One of the gifts the pandemic has given me is a return to my bicycle. Two wheels and feet have become the safest way for me to travel. I have been getting our groceries on the bike, but since I have been called back to work on site, the bicycle makes it possible to take the ferry across the bay instead of using BART. At first there were fewer cars on the road, but even as people decide that they have given the pandemic all the time they can afford to and jump back into their cars, I have become acclimated again, and have found other ways to separate myself from the worst of the traffic. Thankfully, there has been some progress on the bike path network as well. There are still gaps between the paths, but they are shorter than they were, and some real improvements, such as a long stretch of Folsom in San Francisco and a lot of Valencia Street.
I was curious about the Bay Trail running north from Jack London. I decided to see how far I could get after trying to trace the route via satellite imagery. I wanted to go to REI anyway, I needed to replace my beloved baskets. They are great, but impractical for transit and don’t fit lockers or even many racks, which are built for wide handlebars and narrow back wheels. They also make it impossible for me to pick up Beater with any kind of a load. I wanted a real rack that would support panniers, which can be carried separately, and also the weight of a load of groceries. I also wanted to see how crowded BART is, so I took the trail to North Berkeley and rode back. I picked up a rack rated for 110 pounds, and one of the only panniers they had left. No one in the bike shop could tell me how to get through the Maze, so I bought a newer version of the bike map I already have, which is the best five bucks I’ve spent in a while.
The Berkeley end was pretty good. It took less than half an hour to get from REI to Emeryville, and that was because I was dawdling a bit, enjoying being near the water on a really beautiful trail.

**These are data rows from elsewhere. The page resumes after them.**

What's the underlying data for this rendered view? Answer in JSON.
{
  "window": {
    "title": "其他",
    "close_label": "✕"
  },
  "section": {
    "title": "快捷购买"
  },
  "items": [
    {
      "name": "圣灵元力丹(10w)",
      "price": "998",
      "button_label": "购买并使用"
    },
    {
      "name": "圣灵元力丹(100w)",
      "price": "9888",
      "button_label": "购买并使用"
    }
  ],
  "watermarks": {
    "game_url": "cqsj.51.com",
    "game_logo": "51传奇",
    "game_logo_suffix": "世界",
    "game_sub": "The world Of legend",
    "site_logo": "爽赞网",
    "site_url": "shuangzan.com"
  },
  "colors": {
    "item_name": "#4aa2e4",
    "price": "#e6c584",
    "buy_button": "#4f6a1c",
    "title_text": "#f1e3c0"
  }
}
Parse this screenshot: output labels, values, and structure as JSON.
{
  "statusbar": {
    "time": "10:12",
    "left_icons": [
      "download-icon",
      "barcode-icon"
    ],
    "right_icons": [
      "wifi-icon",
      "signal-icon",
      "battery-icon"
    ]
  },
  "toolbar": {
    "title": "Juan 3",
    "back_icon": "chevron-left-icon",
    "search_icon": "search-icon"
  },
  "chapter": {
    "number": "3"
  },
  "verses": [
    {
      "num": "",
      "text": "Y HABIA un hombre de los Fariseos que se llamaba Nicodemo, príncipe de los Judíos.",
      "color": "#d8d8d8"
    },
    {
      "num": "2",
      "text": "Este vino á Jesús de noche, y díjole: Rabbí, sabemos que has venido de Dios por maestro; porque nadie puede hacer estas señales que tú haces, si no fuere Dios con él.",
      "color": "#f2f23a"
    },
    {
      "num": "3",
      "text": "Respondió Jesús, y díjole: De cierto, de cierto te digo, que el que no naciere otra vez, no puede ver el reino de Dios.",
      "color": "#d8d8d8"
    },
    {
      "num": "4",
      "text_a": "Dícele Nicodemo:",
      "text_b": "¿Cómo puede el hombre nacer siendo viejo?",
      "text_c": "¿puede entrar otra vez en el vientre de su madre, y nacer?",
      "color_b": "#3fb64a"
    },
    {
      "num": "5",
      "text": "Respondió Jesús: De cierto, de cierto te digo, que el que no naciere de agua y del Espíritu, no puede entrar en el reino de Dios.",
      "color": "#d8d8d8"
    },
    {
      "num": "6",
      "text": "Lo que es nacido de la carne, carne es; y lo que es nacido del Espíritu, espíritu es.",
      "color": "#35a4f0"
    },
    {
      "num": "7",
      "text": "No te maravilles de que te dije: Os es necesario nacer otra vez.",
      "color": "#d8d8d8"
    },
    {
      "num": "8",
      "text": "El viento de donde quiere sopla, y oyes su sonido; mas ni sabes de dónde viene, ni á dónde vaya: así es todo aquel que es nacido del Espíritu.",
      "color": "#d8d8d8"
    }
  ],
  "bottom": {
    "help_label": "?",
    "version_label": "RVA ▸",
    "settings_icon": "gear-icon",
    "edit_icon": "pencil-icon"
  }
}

That ended around IKEA. There is a good separated trail down Maritime, through the Port, but the exhaust is pretty heavy, and there are a couple of spots where you have to cross the streets the trucks use. According to the map there are two other possibilities, 40th to Mandela, or Middle Harbor to Third. Seventh was scary. The path is really a wide sidewalk, and there are several intersections much like those in the Port. I won’t be doing that again if I have a choice.
I bailed at Oakland West, and wished I hadn’t. Third will get me close to Jack London, and the Bay Trail will get me to 5th. The recent improvements in the bike lanes in my neighborhood don’t do me much good, though there is one light on International that has gotten rid of one blind crossing that I appreciate very much. I still have the potholed side streets largely to myself, and have plenty of decent sections of pavement that I can thread the needle home on.
All in all, it was a useful expedition. It looks like there is a very long but possible ride from Lake Merritt to the San Rafael Transit Center. That opens up the possibility of taking a bike to Point Reyes, perhaps to Mt. Tam depending on the trails from the other side of the bridge, and perhaps points north. Maybe, with all the people trying out bicycling, the Bay Trail’s gaps will be filled in the near future.